Conforme a pesquisa, os recipientes plásticos são os preferidos dos usuários do município do Rio (87%) para fumar a pedra de crack, já os de Salvador preferem fumar a droga misturada aos cigarros de maconha (34%) ou ao cigarro comum (10%).
Na avaliação de Andrade, faltam políticas públicas direcionadas a atender  esse grupo social, cada vez mais presente nas cidades. “Não adianta somente tratar o vício. Pois, além dos serviços de saúde, precisa haver formas de gerar renda e reinserir essas pessoas no âmbito social”, acredita.
Raquítico
A aparência raquítica de Demétrio, 23 anos, não possibilita dizer se a magreza é decorrente da falta de alimento, substituído pelo crack, ou de alguma doença sexualmente transmissível (DST), já que ele nunca realizou um teste para detecção de Aids antes.

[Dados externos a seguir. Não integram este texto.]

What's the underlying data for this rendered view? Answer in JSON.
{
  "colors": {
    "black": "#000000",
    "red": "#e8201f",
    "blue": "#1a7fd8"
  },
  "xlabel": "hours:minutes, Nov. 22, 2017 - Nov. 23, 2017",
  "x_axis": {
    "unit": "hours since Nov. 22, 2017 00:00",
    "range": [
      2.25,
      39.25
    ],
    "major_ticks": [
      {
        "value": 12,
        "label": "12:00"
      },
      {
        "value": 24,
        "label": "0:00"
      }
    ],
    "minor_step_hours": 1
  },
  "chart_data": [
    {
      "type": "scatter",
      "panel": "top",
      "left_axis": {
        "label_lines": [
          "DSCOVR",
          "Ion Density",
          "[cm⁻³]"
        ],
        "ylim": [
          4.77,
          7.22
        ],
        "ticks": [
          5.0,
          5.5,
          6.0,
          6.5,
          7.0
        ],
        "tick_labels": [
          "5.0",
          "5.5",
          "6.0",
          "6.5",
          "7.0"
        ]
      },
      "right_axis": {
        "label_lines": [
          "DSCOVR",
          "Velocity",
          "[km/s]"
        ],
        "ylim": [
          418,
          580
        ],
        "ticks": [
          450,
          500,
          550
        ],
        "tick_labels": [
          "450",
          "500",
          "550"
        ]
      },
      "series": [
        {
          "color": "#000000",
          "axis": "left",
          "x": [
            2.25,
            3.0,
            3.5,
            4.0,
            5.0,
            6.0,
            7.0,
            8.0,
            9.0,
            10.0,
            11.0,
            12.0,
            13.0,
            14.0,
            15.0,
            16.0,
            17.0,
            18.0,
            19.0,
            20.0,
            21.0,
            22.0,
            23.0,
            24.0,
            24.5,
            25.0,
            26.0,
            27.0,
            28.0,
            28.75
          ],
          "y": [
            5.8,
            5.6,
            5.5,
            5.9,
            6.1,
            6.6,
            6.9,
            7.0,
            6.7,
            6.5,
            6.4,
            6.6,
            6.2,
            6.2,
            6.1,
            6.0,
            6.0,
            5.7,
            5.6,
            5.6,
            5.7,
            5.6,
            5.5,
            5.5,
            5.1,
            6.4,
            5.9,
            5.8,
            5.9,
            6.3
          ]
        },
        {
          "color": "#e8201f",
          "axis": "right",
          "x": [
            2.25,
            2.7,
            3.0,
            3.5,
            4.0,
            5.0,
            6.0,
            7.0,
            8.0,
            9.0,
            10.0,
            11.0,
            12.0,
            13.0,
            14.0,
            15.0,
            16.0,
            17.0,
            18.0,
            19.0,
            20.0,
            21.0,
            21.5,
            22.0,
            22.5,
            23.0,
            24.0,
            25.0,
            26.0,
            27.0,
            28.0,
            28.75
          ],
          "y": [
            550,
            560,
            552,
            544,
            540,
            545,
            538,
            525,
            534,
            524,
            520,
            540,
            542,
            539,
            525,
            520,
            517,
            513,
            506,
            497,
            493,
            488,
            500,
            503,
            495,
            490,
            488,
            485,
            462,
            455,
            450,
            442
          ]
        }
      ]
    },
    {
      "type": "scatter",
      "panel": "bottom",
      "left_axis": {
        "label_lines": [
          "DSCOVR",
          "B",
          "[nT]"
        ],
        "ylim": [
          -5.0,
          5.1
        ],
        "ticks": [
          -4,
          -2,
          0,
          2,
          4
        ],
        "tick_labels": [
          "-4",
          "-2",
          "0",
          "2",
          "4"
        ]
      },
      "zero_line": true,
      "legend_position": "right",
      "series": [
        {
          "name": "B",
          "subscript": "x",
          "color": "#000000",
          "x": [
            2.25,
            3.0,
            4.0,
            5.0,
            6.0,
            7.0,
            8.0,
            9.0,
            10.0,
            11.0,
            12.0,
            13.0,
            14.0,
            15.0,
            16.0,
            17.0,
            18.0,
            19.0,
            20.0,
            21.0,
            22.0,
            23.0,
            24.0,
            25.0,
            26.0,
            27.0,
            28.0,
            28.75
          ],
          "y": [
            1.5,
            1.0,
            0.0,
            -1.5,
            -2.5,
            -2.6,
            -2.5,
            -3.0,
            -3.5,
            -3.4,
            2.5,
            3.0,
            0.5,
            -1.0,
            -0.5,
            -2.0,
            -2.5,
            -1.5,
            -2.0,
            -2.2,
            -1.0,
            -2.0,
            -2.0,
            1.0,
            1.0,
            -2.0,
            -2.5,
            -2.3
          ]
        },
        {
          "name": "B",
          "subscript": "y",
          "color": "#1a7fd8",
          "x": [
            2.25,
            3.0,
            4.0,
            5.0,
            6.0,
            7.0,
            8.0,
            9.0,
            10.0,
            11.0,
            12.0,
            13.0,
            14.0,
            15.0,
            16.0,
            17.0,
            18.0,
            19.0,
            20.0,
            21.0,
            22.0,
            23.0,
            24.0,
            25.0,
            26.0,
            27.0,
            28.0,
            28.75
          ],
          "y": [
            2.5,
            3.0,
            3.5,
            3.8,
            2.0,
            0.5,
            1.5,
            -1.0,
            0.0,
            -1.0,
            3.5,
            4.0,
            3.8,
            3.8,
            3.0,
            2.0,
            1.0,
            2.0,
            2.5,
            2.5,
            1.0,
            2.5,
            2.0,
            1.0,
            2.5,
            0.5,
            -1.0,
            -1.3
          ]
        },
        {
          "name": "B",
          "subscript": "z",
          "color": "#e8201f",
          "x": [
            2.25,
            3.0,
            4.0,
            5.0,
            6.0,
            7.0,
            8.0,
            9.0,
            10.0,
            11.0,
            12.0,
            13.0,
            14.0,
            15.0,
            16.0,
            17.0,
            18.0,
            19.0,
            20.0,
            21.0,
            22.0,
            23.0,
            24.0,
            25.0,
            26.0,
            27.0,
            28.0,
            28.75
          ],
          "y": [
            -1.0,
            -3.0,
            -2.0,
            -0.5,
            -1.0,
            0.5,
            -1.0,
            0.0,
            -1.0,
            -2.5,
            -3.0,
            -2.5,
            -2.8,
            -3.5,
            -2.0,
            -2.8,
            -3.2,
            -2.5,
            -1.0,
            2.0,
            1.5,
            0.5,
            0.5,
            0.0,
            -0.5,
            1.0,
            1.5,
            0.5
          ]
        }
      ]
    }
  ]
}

O rapaz sobrevive da venda de produtos recicláveis, como papelão, latas de alumínio e garrafas PET, obtidos pelas ruas da Cidade Baixa, onde vive. O dinheiro serve para alimentar o vício “várias vezes ao dia”. E, a cada pedra comprada, lá se vão R$ 5.
“O tamanho (da pedra) depende de quanto eu tenho em mãos. Se tiver R$ 2 ou R$ 3, já dá para comprar um farelo”, ele conta, enquanto prepara as cinzas de um cigarro para fumar a droga em uma lata amassada, no Comércio. “A lata ainda posso vender. Se a polícia me pegar com o cachimbo, é problema”, revela.